A bad credit rating will motivate lenders to reject your loan applications, leading them to assume that you won’t pay them back. And even when you can get a loan to rent housing or buy a car, you’ll be charged more interest to offset the risk of you defaulting. But those aren’t the only relevant areas.
You may never have heard about it, but your credit rating can actually have an impact on your job prospects. It isn’t always an issue, of course, yet it’s something you shouldn’t overlook if you’re having difficulty finding work and want to rule out as many causes as you can. In this post, we’re going to expand upon why your credit score matters when it comes to potential employers, and offer some tips for how you can work on it. Let’s get started.
Why do employers want to check your credit rating?
There are two main reasons why prospective employers sometimes want to check the credit ratings of their potential hires:
- The roles are financial in nature. If you’re set upon a career path that involves financial management, your personal finances will understandably be of interest to your prospective employers. Someone who claims to be excellent at balancing accounts to avoid debt but has a terrible credit rating will obviously be highly questionable.
- They want to gauge responsibility. It’s something of an overreach, but it’s not unknown for companies that want to hire people who are generally diligent and responsible to check their credit ratings. Those with good credit ratings can more easily be trusted to be professional at all times and look after themselves.
The reasoning isn’t always good, but remember that job candidates represent possible investments for employers, and investments need to be chosen extremely carefully.
Do they need your permission to proceed?
This depends on what type of check is desired, as there are two varieties. There are soft credit checks which check your credit report, gleaning the same information you can see when you check your credit. These checks don’t mean much and omit your credit scores plus any information that could be used against you unlawfully, such as your marital status or birth date.
Though they probably should, businesses aren’t technically required to get your permission before carrying out soft credit checks. Thankfully, those checks won’t significantly affect your credit rating: you may even see hundreds of them build up from potential lenders eager to get in touch with you so they can try to lend you more money.
More significantly, there are hard credit checks that really dig into your details including your credit rating. These do require your permission to take place, so they stay on your credit record for quite some time, and getting many of them quite quickly will be viewed as a sign that you’re desperate and managing your money poorly, leading to a decline in your credit rating.
You can review both check types on your account, and request to have unauthorized checks removed if prospective employers (or lenders) have somehow carried out hard checks without your permission (these checks can stay on your account for two years otherwise).

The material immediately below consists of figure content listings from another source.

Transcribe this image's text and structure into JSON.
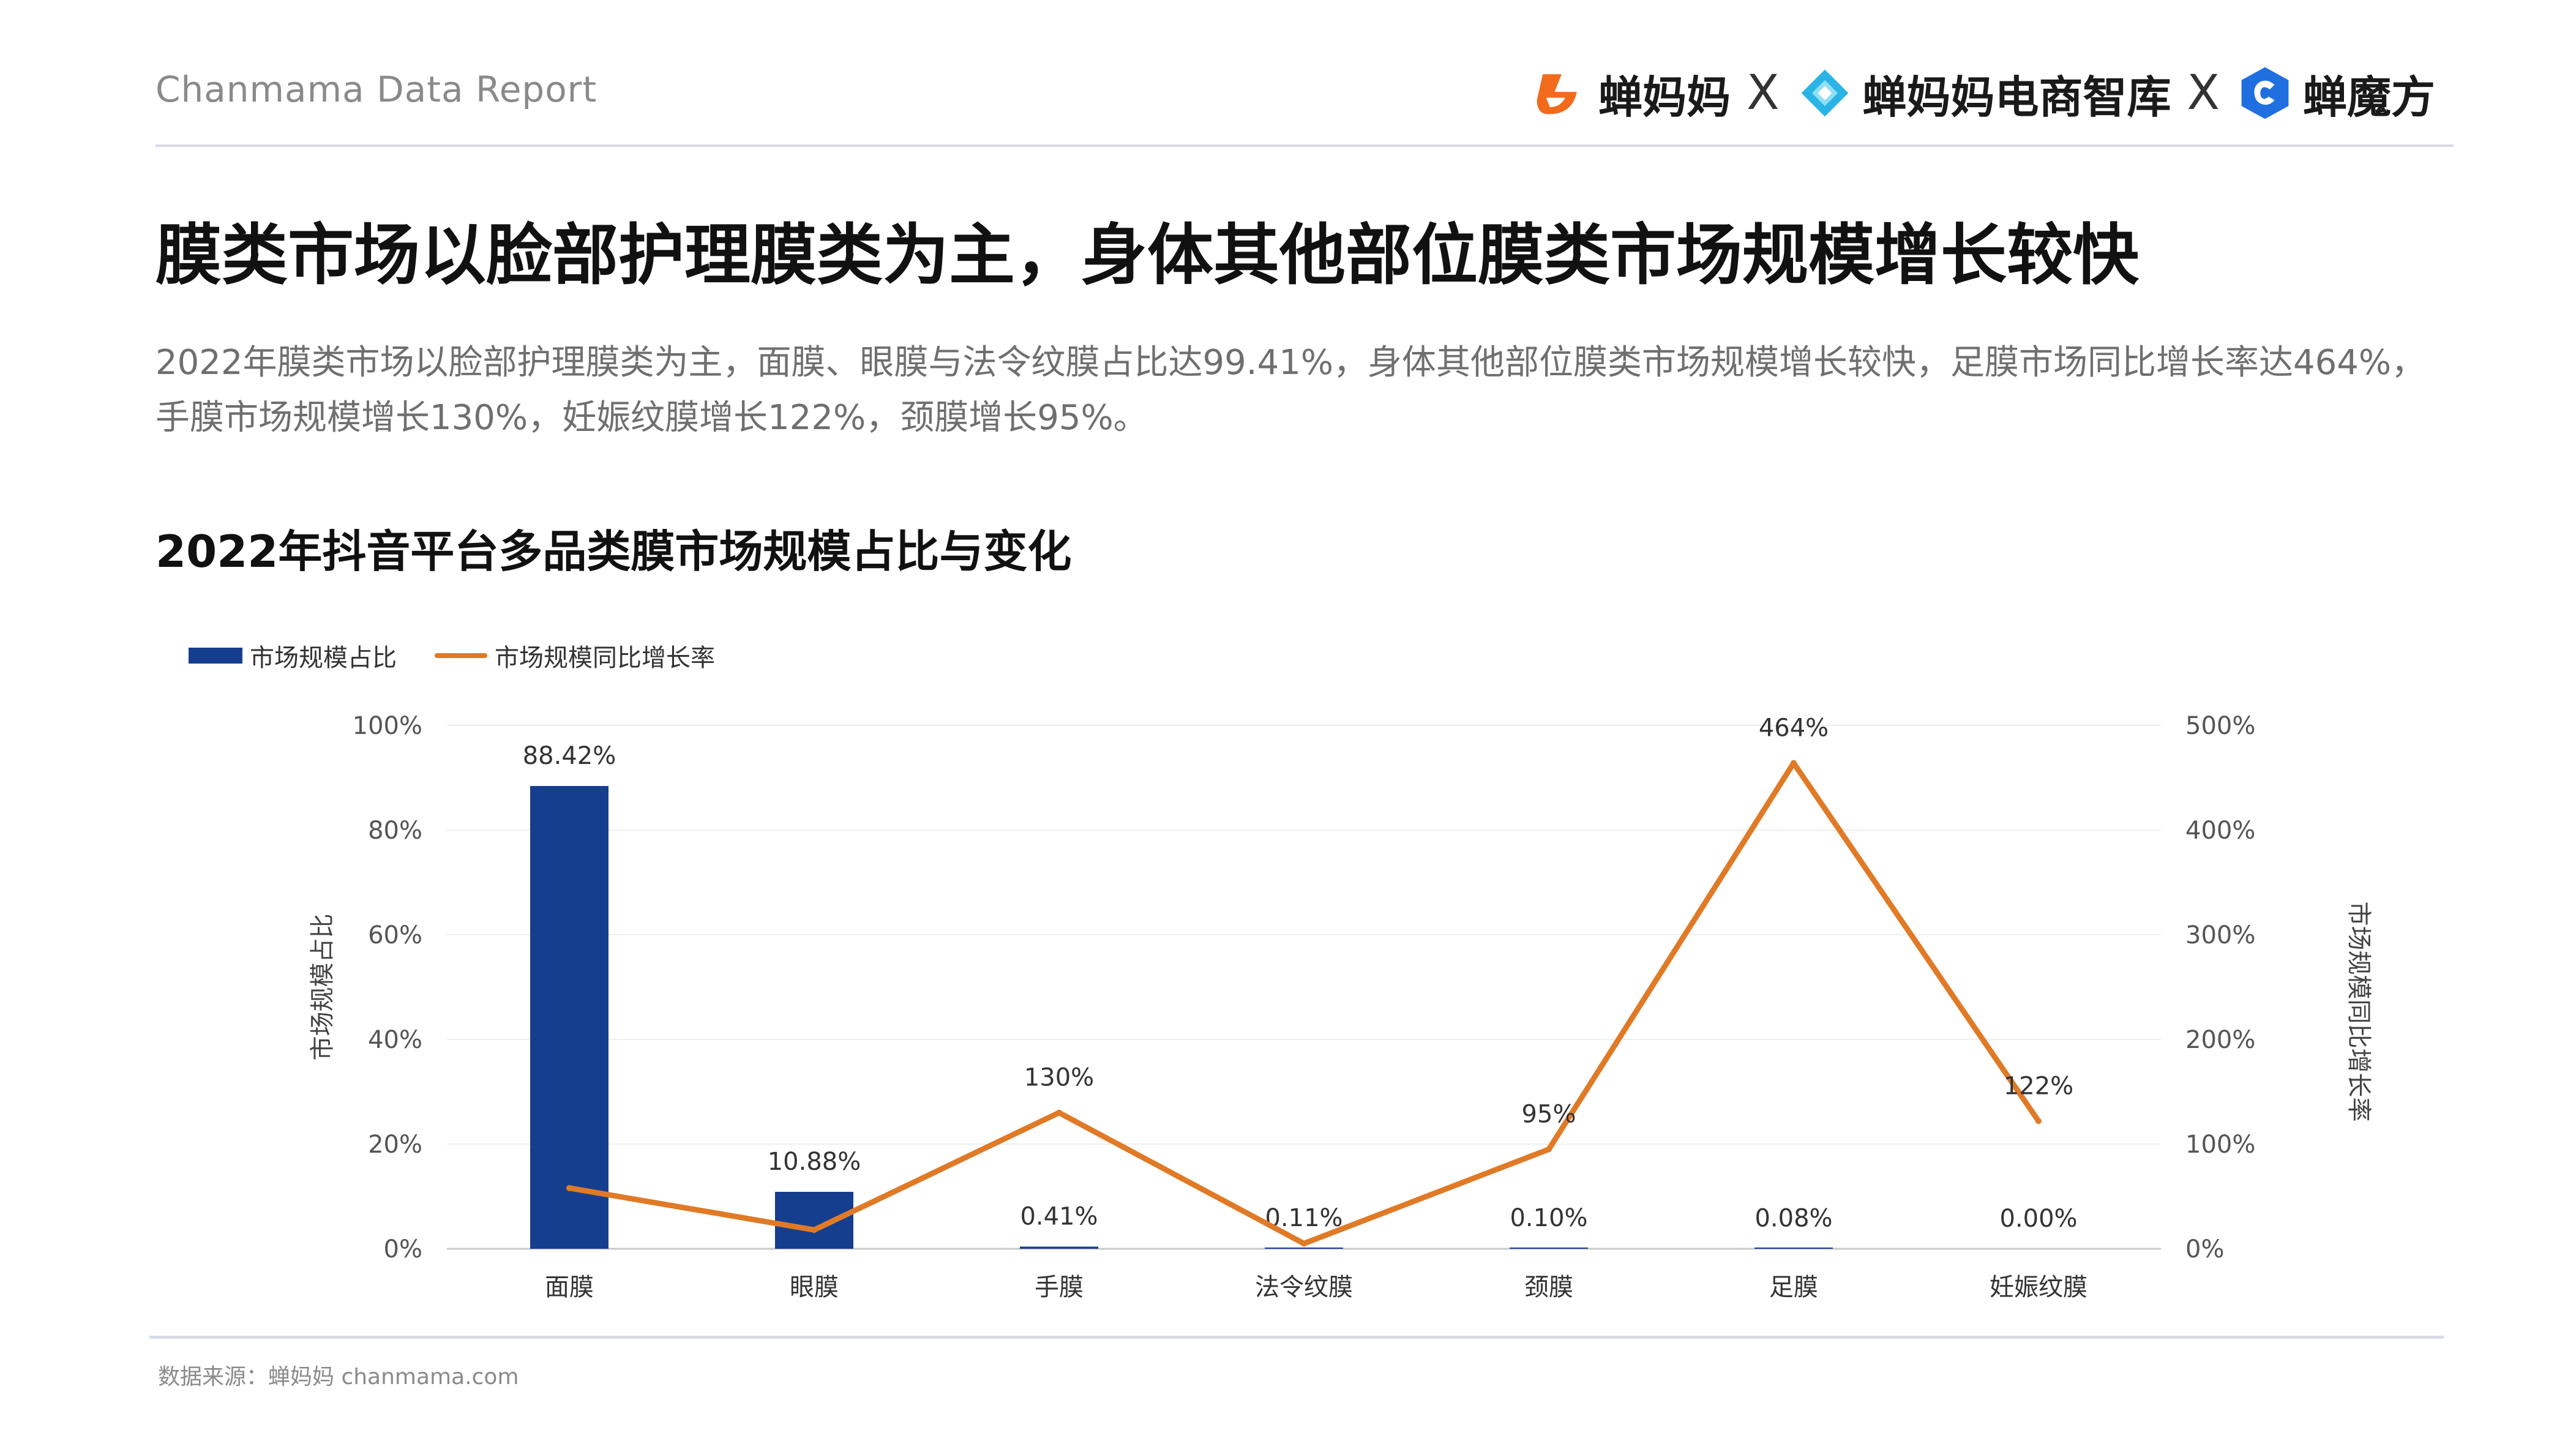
{
  "header": {
    "report_label": "Chanmama Data Report",
    "logos": [
      {
        "name": "蝉妈妈",
        "color": "#f26b1d"
      },
      {
        "name": "蝉妈妈电商智库",
        "color": "#2ab4e6"
      },
      {
        "name": "蝉魔方",
        "color": "#1f6fe0"
      }
    ],
    "separator": "X"
  },
  "title": "膜类市场以脸部护理膜类为主，身体其他部位膜类市场规模增长较快",
  "description": "2022年膜类市场以脸部护理膜类为主，面膜、眼膜与法令纹膜占比达99.41%，身体其他部位膜类市场规模增长较快，足膜市场同比增长率达464%，手膜市场规模增长130%，妊娠纹膜增长122%，颈膜增长95%。",
  "chart_title": "2022年抖音平台多品类膜市场规模占比与变化",
  "footer": {
    "source": "数据来源：蝉妈妈 chanmama.com"
  },
  "chart_data": {
    "type": "bar+line",
    "categories": [
      "面膜",
      "眼膜",
      "手膜",
      "法令纹膜",
      "颈膜",
      "足膜",
      "妊娠纹膜"
    ],
    "series": [
      {
        "name": "市场规模占比",
        "type": "bar",
        "axis": "left",
        "values": [
          88.42,
          10.88,
          0.41,
          0.11,
          0.1,
          0.08,
          0.0
        ],
        "labels": [
          "88.42%",
          "10.88%",
          "0.41%",
          "0.11%",
          "0.10%",
          "0.08%",
          "0.00%"
        ],
        "color": "#163e8e"
      },
      {
        "name": "市场规模同比增长率",
        "type": "line",
        "axis": "right",
        "values": [
          58,
          18,
          130,
          5,
          95,
          464,
          122
        ],
        "labels": [
          "",
          "",
          "130%",
          "",
          "95%",
          "464%",
          "122%"
        ],
        "color": "#e07a26"
      }
    ],
    "y_left": {
      "label": "市场规模占比",
      "min": 0,
      "max": 100,
      "ticks": [
        "0%",
        "20%",
        "40%",
        "60%",
        "80%",
        "100%"
      ]
    },
    "y_right": {
      "label": "市场规模同比增长率",
      "min": 0,
      "max": 500,
      "ticks": [
        "0%",
        "100%",
        "200%",
        "300%",
        "400%",
        "500%"
      ]
    },
    "grid": true,
    "legend_position": "top-left"
  }
}
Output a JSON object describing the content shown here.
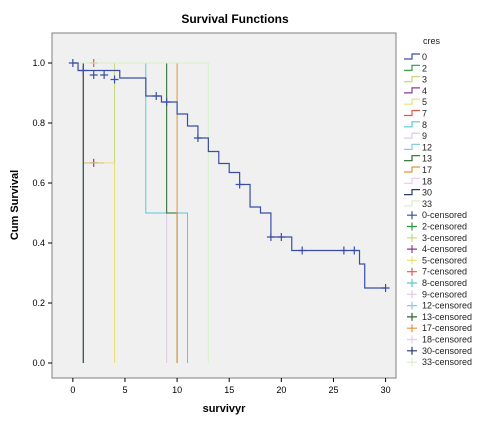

What if you don’t have a credit rating?
You might think to avoid the problem of bad credit by never building up a credit rating at all, but this isn’t an effective solution in most cases. The point is to demonstrate that you can borrow money and pay it back promptly, and never borrowing any money proves little. Due to this, the smart thing to do is apply for credit card services from a reputable provider.
Note that cards from many smaller credit brokers are ultimately issued and funded by bigger companies (credit cards from The Post Office, for instance, are backed by Capital One), meaning that you don’t have to go with the biggest provider you can find if you’d rather go elsewhere. And once you have your card, you don’t need to use it to borrow heavily. Just go into your credit when you already have the money to pay it, then pay it back extremely quickly. Soon enough you’ll have a positive credit rating, with no real risk of encountering problems.
How can you deal with a weak credit rating?
So what if you already have a credit rating and it isn’t very good? Maybe you handled your finances poorly before, or maybe you just ran into financial problems. Either way, you’re stuck worrying if your prospective employers are ruling you out as a candidate because of your messy financial situation. There are two things you can do in this situation:
- Provide a good reason for your credit situation. A bad credit rating isn’t always a sign that you don’t know how to manage your finances. Sometimes it’s the simple result of extreme misfortune. If there are extenuating circumstances, let your prospective employers know about them, and they may well put less stock in your rating.
- Work on making it better for future opportunities. It’s simple enough to improve your credit rating, though not necessarily easy: just use credit and pay it back promptly. When you can’t afford to do that, avoid using credit altogether. Just a few simple changes can improve your rating in a matter of months.
Wrapping up, then, most prospective employers won’t bother looking into your credit situation, but it can happen if you’re looking for a job in the financial industry (or come across a particularly discerning company). This is just one more reason why you should be keeping your credit rating in good condition.